An answer isn’t immediately obvious and sadly, not because there is a lengthy list of outstanding candidates.

Sure, the campaign hasn’t quite developed into the nightmare it threatened to be in the opening months when Villa, Wolves, Leicester, Forest and Albion all sat in or close to the relegation zones of their respective divisions.

Yet with just a few weeks to go, there is still a scenario (albeit, thankfully unlikely) in which three Midlands clubs are relegated from the Premier League.

In one of the most brutal seasons ever when it comes to sackings, meanwhile, the region has seen more than its share of the churn. Villa, Wolves, Albion and now Leicester all pulled the trigger on the manager with whom they began the campaign.

There have been some decent efforts from those to have survived the cull, if perhaps not a performance which really jumps out as award worthy.

Steve Cotterill deserves plaudits for the job he has done at Shrewsbury. Recent results might have disappointed but any season which sees Town compete for a top-10 finish in League One is a decent one.

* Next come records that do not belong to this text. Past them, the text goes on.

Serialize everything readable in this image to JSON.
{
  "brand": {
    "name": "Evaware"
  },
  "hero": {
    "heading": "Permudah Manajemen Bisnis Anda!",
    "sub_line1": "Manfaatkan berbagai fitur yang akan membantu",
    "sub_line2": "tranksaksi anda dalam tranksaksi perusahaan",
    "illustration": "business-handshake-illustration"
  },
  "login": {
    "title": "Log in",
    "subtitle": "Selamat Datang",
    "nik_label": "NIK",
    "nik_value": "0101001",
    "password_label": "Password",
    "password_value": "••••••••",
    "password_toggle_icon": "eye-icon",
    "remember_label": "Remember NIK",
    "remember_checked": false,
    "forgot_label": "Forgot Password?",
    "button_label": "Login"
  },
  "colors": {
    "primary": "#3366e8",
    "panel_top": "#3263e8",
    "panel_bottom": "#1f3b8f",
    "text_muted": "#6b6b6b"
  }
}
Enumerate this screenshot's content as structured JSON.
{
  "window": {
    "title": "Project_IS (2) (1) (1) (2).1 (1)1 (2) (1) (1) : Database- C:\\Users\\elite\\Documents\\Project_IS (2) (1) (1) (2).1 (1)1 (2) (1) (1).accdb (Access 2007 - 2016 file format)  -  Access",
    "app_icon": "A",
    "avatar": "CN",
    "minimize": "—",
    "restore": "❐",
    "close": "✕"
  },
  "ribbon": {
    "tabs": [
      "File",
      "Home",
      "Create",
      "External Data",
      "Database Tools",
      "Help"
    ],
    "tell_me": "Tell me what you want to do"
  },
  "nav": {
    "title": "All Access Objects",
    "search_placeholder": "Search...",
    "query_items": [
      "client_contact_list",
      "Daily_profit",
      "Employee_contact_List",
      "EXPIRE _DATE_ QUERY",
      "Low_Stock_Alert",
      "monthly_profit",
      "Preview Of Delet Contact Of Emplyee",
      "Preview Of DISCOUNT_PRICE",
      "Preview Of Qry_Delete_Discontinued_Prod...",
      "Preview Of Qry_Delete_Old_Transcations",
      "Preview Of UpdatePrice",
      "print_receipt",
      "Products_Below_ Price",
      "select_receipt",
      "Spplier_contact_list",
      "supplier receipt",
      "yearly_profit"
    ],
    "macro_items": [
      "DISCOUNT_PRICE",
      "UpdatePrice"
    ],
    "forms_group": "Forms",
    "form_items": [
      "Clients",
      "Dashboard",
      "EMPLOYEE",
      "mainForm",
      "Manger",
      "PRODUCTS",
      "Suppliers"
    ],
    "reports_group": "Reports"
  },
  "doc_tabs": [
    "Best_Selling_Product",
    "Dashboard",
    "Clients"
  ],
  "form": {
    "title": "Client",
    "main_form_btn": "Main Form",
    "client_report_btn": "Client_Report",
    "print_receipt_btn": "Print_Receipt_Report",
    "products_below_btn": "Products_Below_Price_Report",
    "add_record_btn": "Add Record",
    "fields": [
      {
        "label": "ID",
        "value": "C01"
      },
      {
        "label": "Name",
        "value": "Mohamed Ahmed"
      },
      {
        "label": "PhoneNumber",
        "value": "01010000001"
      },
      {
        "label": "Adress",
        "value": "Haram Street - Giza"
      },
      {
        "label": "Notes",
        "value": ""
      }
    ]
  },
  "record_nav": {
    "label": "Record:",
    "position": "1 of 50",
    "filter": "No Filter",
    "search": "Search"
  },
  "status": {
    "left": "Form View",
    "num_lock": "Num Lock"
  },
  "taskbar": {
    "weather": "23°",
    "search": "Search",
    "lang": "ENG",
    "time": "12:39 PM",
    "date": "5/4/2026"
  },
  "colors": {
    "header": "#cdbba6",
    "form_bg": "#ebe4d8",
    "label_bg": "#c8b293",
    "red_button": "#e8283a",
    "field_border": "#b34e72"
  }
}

In the same context of exceeding expectation, John Eustace must also be credited for the job he has done at Birmingham. Favourites with most bookmakers to be relegated from the Championship, this is the first time in several years they are heading into the final weeks of the season without their second tier status at serious risk. Down in League Two, the same might have been said for Walsall before the current run of one win in 18 matches soured a promising first full campaign for Michael Flynn.

An enduring problem with football’s end of season awards, whether bestowed by journalists or players, is the logistical necessity of voting taking place before the campaign has actually finished.

It leaves no room for late plot twists which can change opinions. Were Julen Lopetegui to guide Wolves to safety for instance, or Carlos Corberan win promotion with Albion, both could lay a decent claim to having being the region’s top managerial performer. Both might have had cause to be frustrated at recent results, yet both took over teams languishing in the drop zone.

Should Forest boss Steve Cooper (who took last year’s prize after an extraordinary turnaround) keep his team in the top flight, he too would be worthy of consideration. Whatever your view on the club’s expensive and extensive recruitment strategy since winning promotion to the Premier League, developing a functioning team out of such a rapidly assembled squad would prove a serious test for any coach. Cooper, you suspect, has made a better fist of it than most. We’ll learn soon enough whether it will be good enough to keep them in the top flight.

Much is still to be decided but right at this moment, if we are playing by award season rules, the most deserving candidate to be Midlands manager of the year is surely Unai Emery.

Quite how Villa’s season will finish is another unknown but the turnaround engineered by the Spaniard over the course of just 17 league matches has already been nothing short of extraordinary.

His primary aim, after replacing Steven Gerrard, of keeping the club in the Premier League has long been achieved.

So poor over the first 11 matches of the season it almost felt generous to describe them as a bottom six outfit, Villa are now in the top six and have a serious shout of qualifying for Europe for the first time in more than a decade.

The club’s board always felt they’d pulled off a coup by convincing the four-time Europa League winner to join from Villarreal, yet they surely could not have imagined the first five months would go so well as this?

Most impressive is Emery has achieved the transformation with largely the same group of players who struggled for more than 12 months prior to his arrival. Savvy as the January addition of Alex Moreno has been, he is the only signing Emery made, while the current four-match winning run has been achieved without Boubacar Kamara, the impressive young midfielder recruited last summer by Gerrard.

Instead, Emery has re-energised those who had lost their way and were in some cases starting to be written off. Villa’s charge has been led by an axis of Ollie Watkins, John McGinn and Tyrone Mings, the latter of whose consistent performances across the campaign make him a decent candidate to succeed Wolves goalkeeper Jose Sa as Midlands player of the year.

All three Villa men, it could be argued, have never played better.

“He is finding strengths in people’s games we probably didn’t realise ourselves,” remarked McGinn following a New Year’s Day win at Tottenham, just Emery’s fifth match in charge.

Three months on, it is a statement which resonates even more. Emery has made a mockery of the idea you must adapt your philosophy to the players at your disposal. Instead, he has trusted them to carry out his preferred playing style and with careful, detailed coaching, they are flourishing.

Villa might yet climb further, or perhaps falter a little, over an eight-match run in tougher on paper than any other in the league.

Regardless of what happens between now and the end of May, what we’ve witnessed so far from Emery has been little short of a managerial masterclass.